The Hybrid Multicloud War

Motivation - With all the noise on cloud adoption, the bulk of workloads still live in the on- premises datacenters at most of the enterprises worldwide. Why? any number of reasons, ranging from ongoing security or compliance concerns to difficulty in data migration. I have seen numbers like 80% of workloads and 80% of enterprise IT spending still focused behind the firewall (private cloud) with the rest going to public cloud. However, the trend is definitely towards embracing hybrid cloud and multicloud architectures.

The hybrid cloud model employs both on-premises and public cloud resources, orchestrating workloads between the two. Related to this is the multicloud approach, which uses two or more public cloud providers, allowing engineering teams to leverage both to address their specific needs, but typically steers clear of on-premise infrastructure or private clouds. Beginning at the end of 2018 and throughout 2019, several new services aimed specifically at customers with hybrid or multicloud architectures were released. We give a brief review below.

AWS Outpost - Traditionally, AWS has steered away from launching services to assist customers running and managing on-premises workloads. Instead, the cloud platform fostered a public-cloud-only approach and dedicated their resources toward helping businesses migrate to the public cloud. The concept of AWS Outpost (launched at re-Invent 2018), geared toward customers with hybrid cloud architectures, is rather simple. The service enables customers to use AWS compute and storage services (AWS EC2 and EBS) within their own data centers but with hardware provided by AWS. Hence quite AWS-centric still.

Microsoft Azure Arc - Microsoft Azure Arc allows customers to simplify the use of different environments by extending Azure management capabilities to any infrastructure, regardless of its location. By using Kubernetes, Azure Arc provides the ability to deploy and manage container-based applications. However, Azure Arc can also organize other types of resources, such as Windows and Linux services.

Google Anthos - With Google Cloud Anthos (announced last year), customers can take advantage of their existing on-premises or public cloud investments by allowing them to modernize their applications and run them anywhere. At its core, Anthos uses the Google Kubernetes Engine (GKE) and other existing GCP services to provide an easy hybrid pathway and familiar development experience for engineering teams already using Google Cloud. Anthos has extended support for Azure (AWS in future).

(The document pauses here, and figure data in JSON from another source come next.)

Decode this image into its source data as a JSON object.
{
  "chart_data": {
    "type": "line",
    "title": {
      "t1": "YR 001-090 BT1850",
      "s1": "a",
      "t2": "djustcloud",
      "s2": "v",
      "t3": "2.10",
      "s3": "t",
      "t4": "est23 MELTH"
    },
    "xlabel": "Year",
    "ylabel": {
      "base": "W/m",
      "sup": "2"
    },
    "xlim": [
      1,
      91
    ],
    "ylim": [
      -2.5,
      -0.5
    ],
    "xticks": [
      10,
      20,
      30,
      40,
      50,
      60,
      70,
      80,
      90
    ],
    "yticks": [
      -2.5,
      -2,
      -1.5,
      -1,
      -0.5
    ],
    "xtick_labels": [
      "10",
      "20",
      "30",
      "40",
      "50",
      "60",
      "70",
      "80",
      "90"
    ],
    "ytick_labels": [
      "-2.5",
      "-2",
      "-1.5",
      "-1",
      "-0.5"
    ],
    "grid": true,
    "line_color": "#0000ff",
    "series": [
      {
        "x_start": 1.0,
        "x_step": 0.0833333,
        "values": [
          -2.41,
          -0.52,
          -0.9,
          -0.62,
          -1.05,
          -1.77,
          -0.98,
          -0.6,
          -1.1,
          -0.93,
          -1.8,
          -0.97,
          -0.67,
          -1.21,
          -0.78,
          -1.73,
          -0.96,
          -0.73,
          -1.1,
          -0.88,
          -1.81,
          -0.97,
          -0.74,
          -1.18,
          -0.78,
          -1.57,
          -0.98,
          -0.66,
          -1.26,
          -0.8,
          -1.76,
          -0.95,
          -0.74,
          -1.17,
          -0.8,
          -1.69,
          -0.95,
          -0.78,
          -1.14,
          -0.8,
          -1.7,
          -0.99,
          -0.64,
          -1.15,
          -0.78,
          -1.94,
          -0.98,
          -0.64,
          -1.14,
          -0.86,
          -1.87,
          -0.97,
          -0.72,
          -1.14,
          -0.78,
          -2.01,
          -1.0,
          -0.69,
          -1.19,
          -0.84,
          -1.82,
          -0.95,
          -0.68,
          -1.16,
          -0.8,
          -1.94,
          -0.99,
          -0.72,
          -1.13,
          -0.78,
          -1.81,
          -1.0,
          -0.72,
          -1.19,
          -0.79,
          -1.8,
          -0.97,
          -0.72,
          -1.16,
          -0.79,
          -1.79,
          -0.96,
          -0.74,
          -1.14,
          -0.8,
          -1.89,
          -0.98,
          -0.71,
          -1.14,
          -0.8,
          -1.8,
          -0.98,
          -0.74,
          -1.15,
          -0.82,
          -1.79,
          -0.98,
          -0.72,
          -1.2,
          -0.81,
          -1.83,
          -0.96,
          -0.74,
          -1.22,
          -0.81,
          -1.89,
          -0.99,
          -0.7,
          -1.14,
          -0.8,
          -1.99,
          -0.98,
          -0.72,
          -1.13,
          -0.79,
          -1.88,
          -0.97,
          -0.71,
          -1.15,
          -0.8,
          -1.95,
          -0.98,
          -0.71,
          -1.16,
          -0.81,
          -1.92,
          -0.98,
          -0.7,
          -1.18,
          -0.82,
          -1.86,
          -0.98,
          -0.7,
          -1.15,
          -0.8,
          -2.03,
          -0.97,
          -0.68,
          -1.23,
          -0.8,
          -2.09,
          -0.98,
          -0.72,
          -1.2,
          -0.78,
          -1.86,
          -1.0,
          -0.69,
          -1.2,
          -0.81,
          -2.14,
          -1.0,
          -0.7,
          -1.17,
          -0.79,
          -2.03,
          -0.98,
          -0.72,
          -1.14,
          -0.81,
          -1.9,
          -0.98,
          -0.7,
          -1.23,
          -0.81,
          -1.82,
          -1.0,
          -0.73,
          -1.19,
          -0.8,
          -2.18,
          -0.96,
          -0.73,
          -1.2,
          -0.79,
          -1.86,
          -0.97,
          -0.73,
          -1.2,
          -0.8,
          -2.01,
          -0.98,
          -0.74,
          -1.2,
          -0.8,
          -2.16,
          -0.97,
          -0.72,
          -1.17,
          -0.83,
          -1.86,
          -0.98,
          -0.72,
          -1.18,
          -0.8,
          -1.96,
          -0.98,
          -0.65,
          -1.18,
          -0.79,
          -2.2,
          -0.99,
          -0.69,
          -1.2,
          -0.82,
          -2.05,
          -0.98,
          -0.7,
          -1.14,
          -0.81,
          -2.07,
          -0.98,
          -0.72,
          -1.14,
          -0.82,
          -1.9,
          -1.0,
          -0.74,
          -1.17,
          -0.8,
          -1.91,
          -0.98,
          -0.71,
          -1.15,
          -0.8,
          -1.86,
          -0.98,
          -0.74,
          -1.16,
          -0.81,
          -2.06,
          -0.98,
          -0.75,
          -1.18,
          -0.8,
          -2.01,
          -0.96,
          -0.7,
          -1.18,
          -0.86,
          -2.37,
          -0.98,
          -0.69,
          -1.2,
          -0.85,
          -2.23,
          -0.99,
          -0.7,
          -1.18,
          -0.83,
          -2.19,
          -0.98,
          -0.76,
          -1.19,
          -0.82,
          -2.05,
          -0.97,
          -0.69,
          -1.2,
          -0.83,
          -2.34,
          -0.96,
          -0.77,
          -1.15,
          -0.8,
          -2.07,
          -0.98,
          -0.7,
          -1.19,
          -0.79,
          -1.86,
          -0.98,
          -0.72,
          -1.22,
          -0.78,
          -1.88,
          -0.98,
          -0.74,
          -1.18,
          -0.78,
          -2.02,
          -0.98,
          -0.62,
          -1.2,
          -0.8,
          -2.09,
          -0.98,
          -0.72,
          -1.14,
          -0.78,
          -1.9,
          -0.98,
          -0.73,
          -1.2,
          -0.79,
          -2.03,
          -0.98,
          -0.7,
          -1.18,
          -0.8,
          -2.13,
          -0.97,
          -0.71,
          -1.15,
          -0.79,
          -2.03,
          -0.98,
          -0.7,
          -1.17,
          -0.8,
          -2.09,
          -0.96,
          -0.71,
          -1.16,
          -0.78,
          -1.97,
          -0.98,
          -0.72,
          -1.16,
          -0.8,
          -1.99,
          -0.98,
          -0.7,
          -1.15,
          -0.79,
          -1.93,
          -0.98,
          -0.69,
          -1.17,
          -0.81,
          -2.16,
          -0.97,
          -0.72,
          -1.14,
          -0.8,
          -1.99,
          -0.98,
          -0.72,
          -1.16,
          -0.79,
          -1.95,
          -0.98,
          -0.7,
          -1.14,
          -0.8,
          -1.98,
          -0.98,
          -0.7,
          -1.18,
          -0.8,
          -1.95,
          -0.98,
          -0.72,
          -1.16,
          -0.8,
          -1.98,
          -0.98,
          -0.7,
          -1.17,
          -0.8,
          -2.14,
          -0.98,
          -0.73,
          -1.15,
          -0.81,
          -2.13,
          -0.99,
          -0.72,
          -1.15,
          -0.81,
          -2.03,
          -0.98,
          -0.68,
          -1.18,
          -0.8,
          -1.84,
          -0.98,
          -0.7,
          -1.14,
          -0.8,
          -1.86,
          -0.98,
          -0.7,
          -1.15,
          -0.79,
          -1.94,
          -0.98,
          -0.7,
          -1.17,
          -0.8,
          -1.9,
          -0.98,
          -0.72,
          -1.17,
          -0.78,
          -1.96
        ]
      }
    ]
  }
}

While Kubernetes is implemented in both, its use is optional in Azure Arc, which also supports edge computing environments that enable customers to deploy in any infrastructure. In Anthos, on the other hand, Kubernetes is a core part of the tool. It even goes as far as to provide additional tools for converting virtual and bare-metal workloads to containers. This enables them to run in Google Kubernetes Engine, and, therefore, on Anthos. It is a bold move by Google to gain enterprise mindshare. However, GCP has ways to go to match Azure's support infrastructure.

IBM /RedHat Openshift - IBM paid a hefty $34 billion to acquire RedHat and the key motivation was to address the hybrid multicloud world with an emphasis on openness in those environments.. Some workloads will always run in the datacenter, but others will run in the public cloud, whether with the big three or others, from Salesforce, Oracle to IBM. Foundation of that effort is the Openshift enterprise containers and Kubernetes platform. IBM claims that Openshift customers grew from about 1000 last year to more than 1700 now. The latest release Openshift 4.4 makes it easier for developers to monitor the platform and application workloads. It can also manage costs and resources used for apps across hybrid clouds.

Conclusion - Without proper planning, hybrid and multicloud strategies can prevent you from taking full advantage of public cloud benefits, such as price reductions based on volume or the ability to leverage most managed services.

The war is on and every vendor wants you to use their platform. So watch out!